Processing that question took Aaron a moment, during which he just blinked stupidly at the young woman. Was there an answer here that didn’t make him seem like either an idiot or creep? Bonus points if he could be funny, for crying out loud.
“Umm, no?” was the best he could come up with.
“Before and after pics or it didn’t happen,” Tia said, digging back into the carton of leftovers on the table.
“That’s an old meme, but it checks out,” Aaron said, his mouth doing its own thing before his brain could weigh in. “I’m afraid you’ll just have to wonder; the only people who get to see my junk are doctors and people I’m about to use it with.”
He paused for a second, then added, “Medical doctors.”
“No one has any respect for the Humanities anymore,” Tia said with a laugh.
“What was your Emergence like? Surely you didn’t get any taller.”

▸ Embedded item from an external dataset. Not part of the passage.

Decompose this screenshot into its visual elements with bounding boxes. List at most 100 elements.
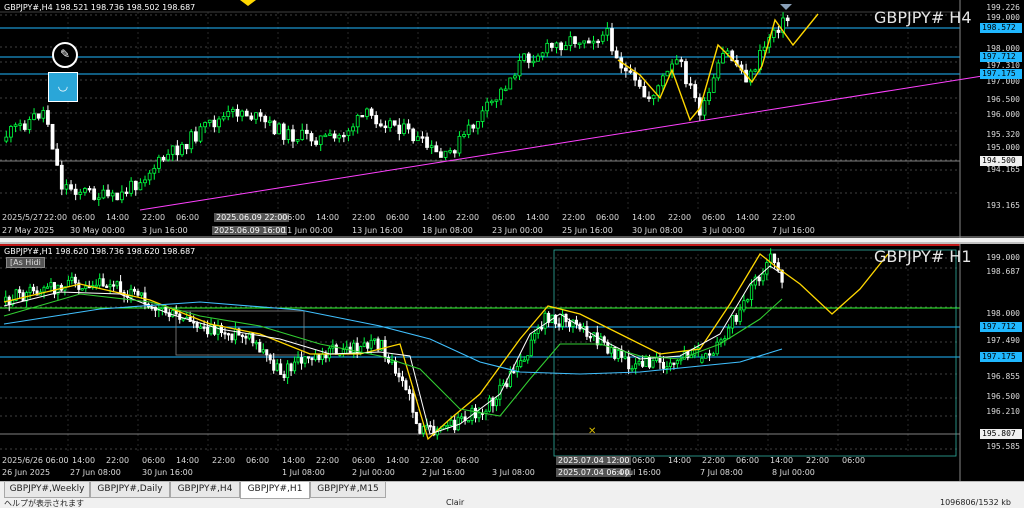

He winced at himself. You couldn’t have stopped after the question, Aaron?
Tia shrugged. “I don’t know if I’ve had one, yet. I was really young when I became a drakus, so if I did it was kind of a rip-off. I’m still miserably fucking short and I sure as hell don’t have tits like Alice.”
“You were like six or seven, right?”
Tia tapped her nose with a finger and they both chuckled at what had quickly become an in-joke between them.
“Back on topic — did anything weird happen last night?” Tia asked, the levity mostly gone from her voice.
Aaron shook his head. “Not as far as I know. I put away the leftovers, walked around the apartment a bit, chatted with the security guys, then went to bed.”
“Don’t forget about the snuggles,” a small voice said from nearby.
Aaron and Tia both jumped out of their seats, scanning the room for the source of the third voice. Aaron’s hands were up in a guard position and Tia had conjured a small orb or roiling red energy in one of hers. Neither of them saw anyone else in the room as they whirled around searching for the intruder.
When they turned back to the table, however, they found the intruder standing on it, sticking a fuzzy snout into Tia’s carton of leftover Chinese food.
“What the hell?” Tia said, jumping back from the table.
Aaron’s reaction was quite different — his knees practically gave out and he sat down on his chair, hard.
“This smells yummy, but it’s cold,” the teddy bear said, then he waved one of his paws at them. “Hello! I’m the Baby Bear!”